Figure 6.

LXR agonist inhibits OPN promoter activity by negative interference with AP-1 signaling pathways. mProx24 cells were transiently transfected with a full-length OPN promoter construct. After the transfection, the cells were pretreated for 24 h with vehicle (DMSO) or the indicated concentrations of the synthetic LXR agonist T0901317 and stimulated for 24 h with high glucose (HG) medium (25 mM) as indicated. Data are expressed as the normalized luciferase activities. Data are means ± SEM. *P<0.05. (A) The transfected mProx24 cells were pretreated for 24 h with T0901317 and stimulated for 24 h with HG medium as indicated. The transfection efficiency was adjusted by normalization of the firefly luciferase activities by the Renilla luciferase activities generated by cotransfection with 10 ng pRL-CMV. (B) OPN promoter elements encoded by nucleotides −83 to −61 convey the transcriptional activity in mProx24 cells. mProx24 cells were transiently transfected with the indicated 5′-deletion constructs of the OPN promoter.
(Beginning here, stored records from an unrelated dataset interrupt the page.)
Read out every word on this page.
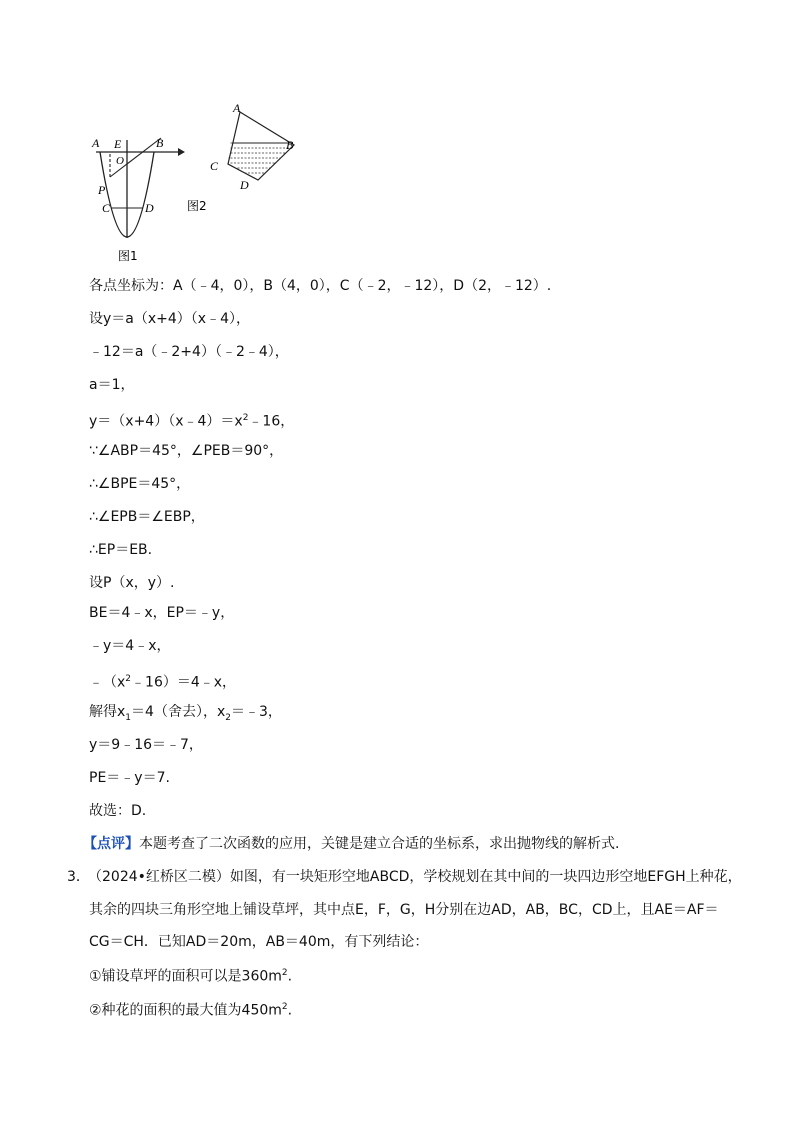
A E	B
O
P
C	D
图1
A
B
C
D
图2
各点坐标为：A（﹣4，0），B（4，0），C（﹣2，﹣12），D（2，﹣12）.
设y＝a（x+4）（x﹣4），
﹣12＝a（﹣2+4）（﹣2﹣4），
a＝1，
$y=(x+4)(x﹣4)=x^2﹣16$，
∵∠ABP＝45°，∠PEB＝90°，
∴∠BPE＝45°，
∴∠EPB＝∠EBP，
∴EP＝EB.
设P（x，y）.
BE＝4﹣x，EP＝﹣y，
﹣y＝4﹣x，
$﹣(x^2﹣16)=4﹣x$，
解得$x_1=4$（舍去），$x_2=﹣3$，
y＝9﹣16＝﹣7，
PE＝﹣y＝7.
故选：D.
【点评】本题考查了二次函数的应用，关键是建立合适的坐标系，求出抛物线的解析式.
3．
（2024•红桥区二模）如图，有一块矩形空地ABCD，学校规划在其中间的一块四边形空地EFGH上种花，
其余的四块三角形空地上铺设草坪，其中点E，F，G，H分别在边AD，AB，BC，CD上，且AE＝AF＝
CG＝CH．已知AD＝20m，AB＝40m，有下列结论：
①铺设草坪的面积可以是$360m^2$.
②种花的面积的最大值为$450m^2$.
The transfected mProx24 cells were left untreated (white bars) or incubated with vehicle (DMSO; black bars) or T0901317 (5 μmol/L; gray bars) for 24 h before stimulation with HG medium. (C) mProx24 cells were transiently transfected with the full-length wild-type or AP-1–mutated OPN promoter. (D) mProx24 cells were transfected with the OPN promoter construct alone or cotransfected with the OPN promoter construct and the empty pCMV vector (400 ng) or pCMV-c-Fos (200 ng) and pCMV-c-Jun (200 ng) expression vectors. (E) mProx24 cells were transfected with an AP-1–driven heterologous promoter.